The 5 lifestyle choices attributed to causing weight gain in college are:
- Change in Diet – College cafeterias offer high carb foods because they’re cheap and easy (like that betch who stole your boyfriend). You might have to go on the defense and make a concerted effort to pick up (and eat) more vegetables than meat or pasta. Mom isn’t there to ensure you have adequate nutrition anymore so you need to do it. Ask her for some help if you skipped that nutrition class. Internalize that voice that says, “Don’t drink soda with every meal” and “Eat your vegetables.” Scope out your friends and eat with those that make healthier choices – rumor has it that you'll start eating what your peers eat and it’s often a race to the bottom. And remember to drink 8 cups of water every day.
- Alcohol – Speaking of drinking, if you’re drinking you are taking many more calories than your body needs. And you’re drinking them so they go down fast ( like that betch who stole your boyfriend)! And a night of drinking often leads to a midnight raid at the local burger joint – more unnecessary calories. All of these calories are consumed at night. Studies indicate your body metabolizes calories differently at night than they do in the daytime so all of this partying adds up fast. (No, this is not building a case for day drinking). In fact, this builds a good case against college drinking: but if you choose to drink and still need to lose your new-found weight, consider drinking 2 glasses of water for every alcoholic drink or drinking less often. A lot of girls change to Skinny Girl brand alcohol – but they usually don’t report weight loss.
- Sleep Deprivation – Between study, work, play, and scamming on your new crush there isn’t a lot of time left for sleep. If bedtime is typically at 2 a.m. you aren’t getting adequate sleep; even if you sleep in every day. Sleep deprivation is one of the most serious problems you can have in college. It can lower your grades, render you helpless in the face of all those diseases you will encounter, stress you out, and make you fat. If you don’t change anything else, change this. People who go to bed after midnight on a regular basis gain weight. Go to bed.
- Distress – Stress can actually be a healthy motivator for you; it’s distress that creates all the havoc. You’re adjusting to a lot: you’re living away from home, having to juggle work and play, eating differently, trying to find friends, mad about your stolen boyfriend, and buried in homework. It takes time to learn to manage all of this so take heart and know you will prevail. In the meantime, you’re suffering. When you’re distressed, your body increases production of the hormone,Cortisol. Cortisol encourages your body to store more fat as it prepares you for the hard time ahead. A lot of distressed people also eat high fat or sugar laden foods for comfort - more calories. You need to find ways to decrease your distress as well as learning how to manage it minus the stress eating. This is no easy task but can be done. Talk to your parents or your Health Center for tips and suggestions. Go to the campus gym and work it, enroll in a yoga class, get some sleep, schedule in some fun time, and get some support. Everyone wants you to succeed.

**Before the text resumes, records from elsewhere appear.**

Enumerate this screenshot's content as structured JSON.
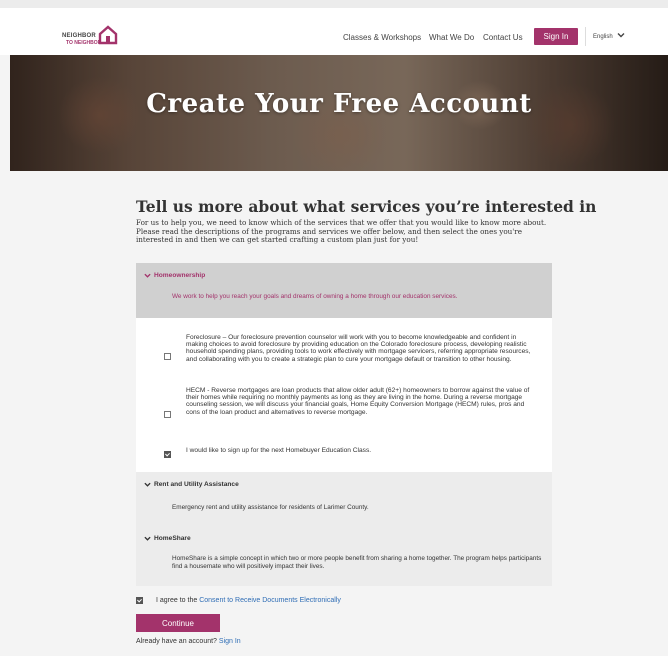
{
  "colors": {
    "brand": "#a3336b",
    "link": "#2f6db5",
    "section_header_bg": "#d0d0d0",
    "section_bg": "#ececec"
  },
  "header": {
    "logo_line1": "NEIGHBOR",
    "logo_line2": "TO NEIGHBOR",
    "nav": {
      "classes": "Classes & Workshops",
      "what_we_do": "What We Do",
      "contact": "Contact Us"
    },
    "signin_label": "Sign In",
    "language": "English",
    "language_icon": "chevron-down-icon"
  },
  "hero": {
    "title": "Create Your Free Account"
  },
  "form": {
    "title": "Tell us more about what services you’re interested in",
    "intro": "For us to help you, we need to know which of the services that we offer that you would like to know more about. Please read the descriptions of the programs and services we offer below, and then select the ones you're interested in and then we can get started crafting a custom plan just for you!",
    "sections": {
      "homeownership": {
        "title": "Homeownership",
        "description": "We work to help you reach your goals and dreams of owning a home through our education services.",
        "options": [
          {
            "text": "Foreclosure – Our foreclosure prevention counselor will work with you to become knowledgeable and confident in making choices to avoid foreclosure by providing education on the Colorado foreclosure process, developing realistic household spending plans, providing tools to work effectively with mortgage servicers, referring appropriate resources, and collaborating with you to create a strategic plan to cure your mortgage default or transition to other housing.",
            "checked": false
          },
          {
            "text": "HECM - Reverse mortgages are loan products that allow older adult (62+) homeowners to borrow against the value of their homes while requiring no monthly payments as long as they are living in the home.  During a reverse mortgage counseling session, we will discuss your financial goals, Home Equity Conversion Mortgage (HECM) rules, pros and cons of the loan product and alternatives to reverse mortgage.",
            "checked": false
          },
          {
            "text": "I would like to sign up for the next Homebuyer Education Class.",
            "checked": true
          }
        ]
      },
      "rent": {
        "title": "Rent and Utility Assistance",
        "description": "Emergency rent and utility assistance for residents of Larimer County."
      },
      "homeshare": {
        "title": "HomeShare",
        "description": "HomeShare is a simple concept in which two or more people benefit from sharing a home together. The program helps participants find a housemate who will positively impact their lives."
      }
    },
    "agree_prefix": "I agree to the",
    "agree_link": "Consent to Receive Documents Electronically",
    "agree_checked": true,
    "continue_label": "Continue",
    "already_text": "Already have an account?",
    "already_link": "Sign In"
  }
}
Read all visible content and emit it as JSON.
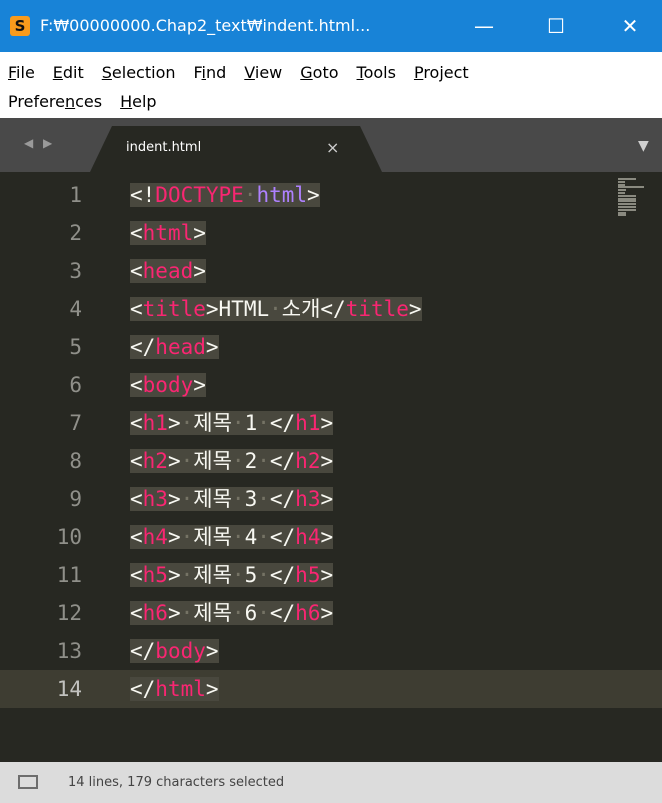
{
  "window": {
    "title": "F:₩00000000.Chap2_text₩indent.html...",
    "app_icon": "S",
    "minimize_glyph": "—",
    "maximize_glyph": "☐",
    "close_glyph": "✕"
  },
  "menu": {
    "row1": [
      {
        "u": "F",
        "rest": "ile"
      },
      {
        "u": "E",
        "rest": "dit"
      },
      {
        "u": "S",
        "rest": "election"
      },
      {
        "pre": "F",
        "u": "i",
        "rest": "nd"
      },
      {
        "u": "V",
        "rest": "iew"
      },
      {
        "u": "G",
        "rest": "oto"
      },
      {
        "u": "T",
        "rest": "ools"
      },
      {
        "u": "P",
        "rest": "roject"
      }
    ],
    "row2": [
      {
        "pre": "Prefere",
        "u": "n",
        "rest": "ces"
      },
      {
        "u": "H",
        "rest": "elp"
      }
    ]
  },
  "tabs": {
    "nav_arrows": "◀ ▶",
    "active_tab": "indent.html",
    "close_glyph": "×",
    "dropdown_glyph": "▼"
  },
  "editor": {
    "line_numbers": [
      "1",
      "2",
      "3",
      "4",
      "5",
      "6",
      "7",
      "8",
      "9",
      "10",
      "11",
      "12",
      "13",
      "14"
    ],
    "active_line": 14,
    "lines": [
      [
        {
          "c": "punct",
          "t": "<!"
        },
        {
          "c": "tag",
          "t": "DOCTYPE"
        },
        {
          "c": "dot",
          "t": "·"
        },
        {
          "c": "doctype",
          "t": "html"
        },
        {
          "c": "punct",
          "t": ">"
        }
      ],
      [
        {
          "c": "punct",
          "t": "<"
        },
        {
          "c": "tag",
          "t": "html"
        },
        {
          "c": "punct",
          "t": ">"
        }
      ],
      [
        {
          "c": "punct",
          "t": "<"
        },
        {
          "c": "tag",
          "t": "head"
        },
        {
          "c": "punct",
          "t": ">"
        }
      ],
      [
        {
          "c": "punct",
          "t": "<"
        },
        {
          "c": "tag",
          "t": "title"
        },
        {
          "c": "punct",
          "t": ">"
        },
        {
          "c": "txt",
          "t": "HTML"
        },
        {
          "c": "dot",
          "t": "·"
        },
        {
          "c": "txt",
          "t": "소개"
        },
        {
          "c": "punct",
          "t": "</"
        },
        {
          "c": "tag",
          "t": "title"
        },
        {
          "c": "punct",
          "t": ">"
        }
      ],
      [
        {
          "c": "punct",
          "t": "</"
        },
        {
          "c": "tag",
          "t": "head"
        },
        {
          "c": "punct",
          "t": ">"
        }
      ],
      [
        {
          "c": "punct",
          "t": "<"
        },
        {
          "c": "tag",
          "t": "body"
        },
        {
          "c": "punct",
          "t": ">"
        }
      ],
      [
        {
          "c": "punct",
          "t": "<"
        },
        {
          "c": "tag",
          "t": "h1"
        },
        {
          "c": "punct",
          "t": ">"
        },
        {
          "c": "dot",
          "t": "·"
        },
        {
          "c": "txt",
          "t": "제목"
        },
        {
          "c": "dot",
          "t": "·"
        },
        {
          "c": "txt",
          "t": "1"
        },
        {
          "c": "dot",
          "t": "·"
        },
        {
          "c": "punct",
          "t": "</"
        },
        {
          "c": "tag",
          "t": "h1"
        },
        {
          "c": "punct",
          "t": ">"
        }
      ],
      [
        {
          "c": "punct",
          "t": "<"
        },
        {
          "c": "tag",
          "t": "h2"
        },
        {
          "c": "punct",
          "t": ">"
        },
        {
          "c": "dot",
          "t": "·"
        },
        {
          "c": "txt",
          "t": "제목"
        },
        {
          "c": "dot",
          "t": "·"
        },
        {
          "c": "txt",
          "t": "2"
        },
        {
          "c": "dot",
          "t": "·"
        },
        {
          "c": "punct",
          "t": "</"
        },
        {
          "c": "tag",
          "t": "h2"
        },
        {
          "c": "punct",
          "t": ">"
        }
      ],
      [
        {
          "c": "punct",
          "t": "<"
        },
        {
          "c": "tag",
          "t": "h3"
        },
        {
          "c": "punct",
          "t": ">"
        },
        {
          "c": "dot",
          "t": "·"
        },
        {
          "c": "txt",
          "t": "제목"
        },
        {
          "c": "dot",
          "t": "·"
        },
        {
          "c": "txt",
          "t": "3"
        },
        {
          "c": "dot",
          "t": "·"
        },
        {
          "c": "punct",
          "t": "</"
        },
        {
          "c": "tag",
          "t": "h3"
        },
        {
          "c": "punct",
          "t": ">"
        }
      ],
      [
        {
          "c": "punct",
          "t": "<"
        },
        {
          "c": "tag",
          "t": "h4"
        },
        {
          "c": "punct",
          "t": ">"
        },
        {
          "c": "dot",
          "t": "·"
        },
        {
          "c": "txt",
          "t": "제목"
        },
        {
          "c": "dot",
          "t": "·"
        },
        {
          "c": "txt",
          "t": "4"
        },
        {
          "c": "dot",
          "t": "·"
        },
        {
          "c": "punct",
          "t": "</"
        },
        {
          "c": "tag",
          "t": "h4"
        },
        {
          "c": "punct",
          "t": ">"
        }
      ],
      [
        {
          "c": "punct",
          "t": "<"
        },
        {
          "c": "tag",
          "t": "h5"
        },
        {
          "c": "punct",
          "t": ">"
        },
        {
          "c": "dot",
          "t": "·"
        },
        {
          "c": "txt",
          "t": "제목"
        },
        {
          "c": "dot",
          "t": "·"
        },
        {
          "c": "txt",
          "t": "5"
        },
        {
          "c": "dot",
          "t": "·"
        },
        {
          "c": "punct",
          "t": "</"
        },
        {
          "c": "tag",
          "t": "h5"
        },
        {
          "c": "punct",
          "t": ">"
        }
      ],
      [
        {
          "c": "punct",
          "t": "<"
        },
        {
          "c": "tag",
          "t": "h6"
        },
        {
          "c": "punct",
          "t": ">"
        },
        {
          "c": "dot",
          "t": "·"
        },
        {
          "c": "txt",
          "t": "제목"
        },
        {
          "c": "dot",
          "t": "·"
        },
        {
          "c": "txt",
          "t": "6"
        },
        {
          "c": "dot",
          "t": "·"
        },
        {
          "c": "punct",
          "t": "</"
        },
        {
          "c": "tag",
          "t": "h6"
        },
        {
          "c": "punct",
          "t": ">"
        }
      ],
      [
        {
          "c": "punct",
          "t": "</"
        },
        {
          "c": "tag",
          "t": "body"
        },
        {
          "c": "punct",
          "t": ">"
        }
      ],
      [
        {
          "c": "punct",
          "t": "</"
        },
        {
          "c": "tag",
          "t": "html"
        },
        {
          "c": "punct",
          "t": ">"
        }
      ]
    ]
  },
  "status": {
    "text": "14 lines, 179 characters selected"
  },
  "colors": {
    "titlebar": "#1883d7",
    "editor_bg": "#272822",
    "selection": "#49483e",
    "tag": "#f92672",
    "doctype": "#ae81ff",
    "text": "#f8f8f2"
  }
}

- Depression – If you’re truly overwhelmed or feel paralyzed with sadness, you may be experiencing Situational Depression. The bad news is it sucks and alcohol can make it worse. The good news is a lot of students experience situational depression of some type – homesickness, anxiety, the blues, stressed and sad – those are a few and overcome it when they learn to adjust. Depressed people tend to get fat. Only you can take that first step to overcoming depression – talk to someone. We suggest the person who you have historically (hysterically?) turned to when you had problems in the past. Whether that’s a parent, a friend, or an old teacher reach out and talk about how you’re feeling. If you don’t feel you have anyone, head to the Health Center and talk to the nice people there. Yes, it’s true that you have a lot on your plate and no one can really fix that, but talking about it will help you sort it all out and allows your support person to look for ways to make life better for you. Some additional helps could be St. John’s Wort (sounds silly but try it before you judge), targeted help like a tutor or the writing lab, extra weekends home where you can be pampered and cared for, or happy surprises. Given a chance, your support person will try to make your life easier or at least lend some support. But no one can help until you take that first step of reaching out.